SpaceIQ is proud to have been featured in a recent innovators report by IDC, which focuses on the future of cloud-based facilities management software. Named one of the key emerging vendors in this space, SpaceIQ is profiled as having demonstrated innovative new technology with the potential and capabilities to drive modern facilities management forward.

The document, IDC Innovators: Facilities Management Software as a Service, 2018, is now available from IDC.

Illustrating SpaceIQ’s leadership

The overview by IDC measures SpaceIQ against the pitfalls and barriers of modern facilities management, showcasing how the platform can be utilized by FM professionals to affect change in evolving workspaces. Emphasis is given to SpaceIQ’s core features and functionality, as well as its advantages in agile work environments.

The piece goes on to illustrate SpaceIQ’s core advantages over other versions of facilities management software, including move management tools and space allocation insights.

The changing workplace

This profile of SpaceIQ by IDC comes as part of the company’s ongoing coverage of the evolving corporate workspace. IDC has previously outlined a wide range of variables in flux within modern work environments—all of which are contributing to cumbersome overhead and increased expenses for workplace management.

IDC’s coverage of SpaceIQ and other facilities management software shows a growing trend in innovators to seek intuitive, data-driven solutions to adapt to changing workplace demands. As facilities managers begin to realize the need for more refined lenses by which to examine their workspaces, SpaceIQ is providing them, along with the data necessary to validate changes.

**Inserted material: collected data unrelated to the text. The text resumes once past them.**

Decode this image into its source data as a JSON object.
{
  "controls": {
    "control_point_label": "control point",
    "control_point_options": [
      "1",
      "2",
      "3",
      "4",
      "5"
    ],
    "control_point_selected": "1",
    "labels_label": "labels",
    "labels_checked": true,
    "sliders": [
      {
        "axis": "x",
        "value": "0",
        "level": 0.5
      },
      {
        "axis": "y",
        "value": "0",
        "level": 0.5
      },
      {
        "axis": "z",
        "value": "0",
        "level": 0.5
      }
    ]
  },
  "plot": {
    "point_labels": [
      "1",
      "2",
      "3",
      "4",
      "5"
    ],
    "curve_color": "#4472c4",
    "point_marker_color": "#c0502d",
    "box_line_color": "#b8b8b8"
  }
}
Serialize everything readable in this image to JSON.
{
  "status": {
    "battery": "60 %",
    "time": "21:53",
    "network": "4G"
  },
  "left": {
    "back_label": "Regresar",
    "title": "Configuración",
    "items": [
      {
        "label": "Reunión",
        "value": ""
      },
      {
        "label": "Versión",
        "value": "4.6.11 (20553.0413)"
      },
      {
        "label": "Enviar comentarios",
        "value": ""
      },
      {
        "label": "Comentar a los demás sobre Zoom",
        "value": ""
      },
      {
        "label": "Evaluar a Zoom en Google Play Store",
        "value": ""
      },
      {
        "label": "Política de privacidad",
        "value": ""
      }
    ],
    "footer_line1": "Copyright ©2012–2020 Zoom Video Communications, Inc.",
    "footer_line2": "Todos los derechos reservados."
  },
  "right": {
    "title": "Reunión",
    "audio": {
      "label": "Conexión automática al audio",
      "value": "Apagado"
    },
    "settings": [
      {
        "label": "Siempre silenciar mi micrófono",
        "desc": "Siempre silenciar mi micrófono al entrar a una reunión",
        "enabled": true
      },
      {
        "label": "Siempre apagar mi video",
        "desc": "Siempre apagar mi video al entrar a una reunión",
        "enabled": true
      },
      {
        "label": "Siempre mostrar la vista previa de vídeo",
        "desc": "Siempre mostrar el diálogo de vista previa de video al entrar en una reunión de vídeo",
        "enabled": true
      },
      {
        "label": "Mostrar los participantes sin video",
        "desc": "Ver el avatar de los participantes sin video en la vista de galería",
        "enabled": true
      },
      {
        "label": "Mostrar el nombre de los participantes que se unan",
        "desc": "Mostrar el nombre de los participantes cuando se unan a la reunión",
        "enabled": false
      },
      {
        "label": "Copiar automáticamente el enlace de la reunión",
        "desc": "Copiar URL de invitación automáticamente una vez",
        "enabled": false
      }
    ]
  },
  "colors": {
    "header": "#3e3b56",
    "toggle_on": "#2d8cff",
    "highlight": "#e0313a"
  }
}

SpaceIQ’s standout approach

One of the chief takeaways of the IDC profile was the ability of SpaceIQ to herald changes to the physical layout of workspaces. The report concludes:

“SpaceIQ simplifies the space management process by using a cloud-based system that enables employees to proactively manage their workspace and workspace budgets on an individual basis.”

By putting the power in the hands of workers and facilities managers to shape the workspace that works best for them, SpaceIQ is enabling real change at a level that profoundly impacts the bottom line for companies.

For example, SpaceIQ makes it easy for facilities managers to adopt desk neighborhoods and transform specific areas into dynamic, collaborative spaces. Further, move management tools make it easy to communicate these changes to staff and ensure they’re coordinated and validated.

Pushing the market forward

SpaceIQ was named as an IDC innovator not only because of its robust facilities management software, but also because of its position as a thought leader in the marketplace. As facilities management continues to face the challenges of an evolving workspace, SpaceIQ is staying on top of solutions, to meet these challenges head-on. Further, SpaceIQ’s constant focus on staying ahead of workplace trends is enabling FM professionals to affect changes more quickly and with better results.

The purpose of the IDC innovators report is to highlight companies that are ushering real, meaningful change and solutions into the workplace. SpaceIQ is proud to be recognized as a thought leader in this space!